Home

Awesome

Dynamask - Explaining Time Series Predictions with Dynamic Masks

image

Code Author: Jonathan Crabbé (jc2133@cam.ac.uk)

This repository contains the implementation of Dynamask, a method to identify the features that are salient for a model to issue its prediction when the data is represented in terms of time series. For more details on the theoretical side, please read our ICML 2021 paper: 'Explaining Time Series Predictions with Dynamic Masks'.

Part of the experiments in our paper are relying on FIT, another repository associated to the NeurIPS 2021 paper: 'What went wrong and when?

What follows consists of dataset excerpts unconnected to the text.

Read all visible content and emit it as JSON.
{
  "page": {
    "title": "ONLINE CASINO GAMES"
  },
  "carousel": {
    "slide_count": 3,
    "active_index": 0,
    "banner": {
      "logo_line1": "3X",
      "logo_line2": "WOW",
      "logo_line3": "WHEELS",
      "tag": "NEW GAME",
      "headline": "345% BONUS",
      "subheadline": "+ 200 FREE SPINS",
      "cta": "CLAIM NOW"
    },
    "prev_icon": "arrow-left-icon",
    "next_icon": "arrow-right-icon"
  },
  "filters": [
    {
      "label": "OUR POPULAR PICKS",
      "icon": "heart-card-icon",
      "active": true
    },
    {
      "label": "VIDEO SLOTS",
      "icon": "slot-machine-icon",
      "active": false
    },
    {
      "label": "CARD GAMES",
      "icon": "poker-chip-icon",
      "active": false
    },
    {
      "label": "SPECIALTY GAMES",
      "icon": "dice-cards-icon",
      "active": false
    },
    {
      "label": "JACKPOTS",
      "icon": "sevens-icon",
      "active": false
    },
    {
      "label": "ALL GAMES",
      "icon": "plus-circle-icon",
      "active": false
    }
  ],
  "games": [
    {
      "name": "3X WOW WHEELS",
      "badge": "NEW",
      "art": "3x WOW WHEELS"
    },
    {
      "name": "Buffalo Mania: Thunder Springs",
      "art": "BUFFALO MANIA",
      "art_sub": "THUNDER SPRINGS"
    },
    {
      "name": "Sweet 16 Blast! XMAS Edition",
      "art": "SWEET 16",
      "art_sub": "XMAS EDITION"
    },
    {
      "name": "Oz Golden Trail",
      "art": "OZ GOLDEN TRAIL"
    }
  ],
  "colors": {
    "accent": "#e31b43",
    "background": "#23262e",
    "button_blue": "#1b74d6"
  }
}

Instance-wise feature importance for time-series black-box models'. We have included all the relevant files in the folder fit.

Installation

To install the relevant packages from shell:

  1. Clone the repository
  2. Create a new virtual environment with Python 3.8
  3. Run the following command from the repository folder:
    pip install -r requirements.txt #install requirements
    
    • If at this point you experience problems installing psycopg2, try psycopg2-binary (see comment in requirements.txt). Note also the dependencies for psycopg2 installation here: https://www.psycopg.org/install/.

When the packages are installed, Dynamask can directly be used.

Toy example

It is very easy to fit a mask on a time series model. Bellow, you can find a toy demonstration where we fit a mask to an input time series. In this case, the mask area is fixed to 0.1 (the 10% most important features are highlighted by the mask). All the relevant code can be found in the file mask.

import torch
from attribution.mask import Mask
from attribution.perturbation import GaussianBlur
from utils.losses import mse

torch.manual_seed(42)
device = torch.device('cuda' if torch.cuda.is_available() else 'cpu')

# Define a pseudo-black box:
def black_box(input):
    output = input[-1, :]  # The black-box returns the features of the last time step
    return output
# Define a random input:
X = torch.randn(10, 3).to(device) # The shape of the input has to be (T, N_features)

# Fit a mask to the input with a Gaussian Blur perturbation:
pert = GaussianBlur(device)
mask = Mask(pert, device)
mask.fit(X, black_box, loss_function=mse, keep_ratio=0.1, size_reg_factor_init=0.01) # Select the 10% most important features

# Plot the resulting saliency map:
mask.plot_mask()

If the proportion of features to select is unknown, a good approach is to fit a group of masks with different areas. Then, the extremal mask can be extracted from the group. The relevant code can be found in the file mask_group.

import torch
from attribution.mask_group import MaskGroup
from attribution.perturbation import GaussianBlur
from utils.losses import mse

torch.manual_seed(42)
device = torch.device('cuda' if torch.cuda.is_available() else 'cpu')

# Define a pseudo-black box:
def black_box(input):
    output = input[-1, :]  # The black-box returns the features of the last time step
    return output

# Define a random input:
X = torch.randn(10, 3).to(device) # The shape of the input has to be (T, N_features)

# Fit a group of masks to the input with a Gaussian Blur perturbation:
areas = [.1, .15, .2, .25] # These are the areas of the different masks
pert = GaussianBlur(device)
masks = MaskGroup(pert, device)
masks.fit(X, black_box, loss_function=mse, area_list=areas, size_reg_factor_init=0.01)

# Extract the extremal mask:
epsilon = 0.01
mask = masks.get_extremal_mask(threshold=epsilon)

# Plot the resulting saliency map:
mask.plot_mask()

Replicate experiments

All experiments in the ICML paper can be replicated easily. The necessary code is in experiments. Bellow, we detail the procedure for each experiment.

Scripts to run the experiments are also provided: experiments/run_<EXPERIMENT>.sh.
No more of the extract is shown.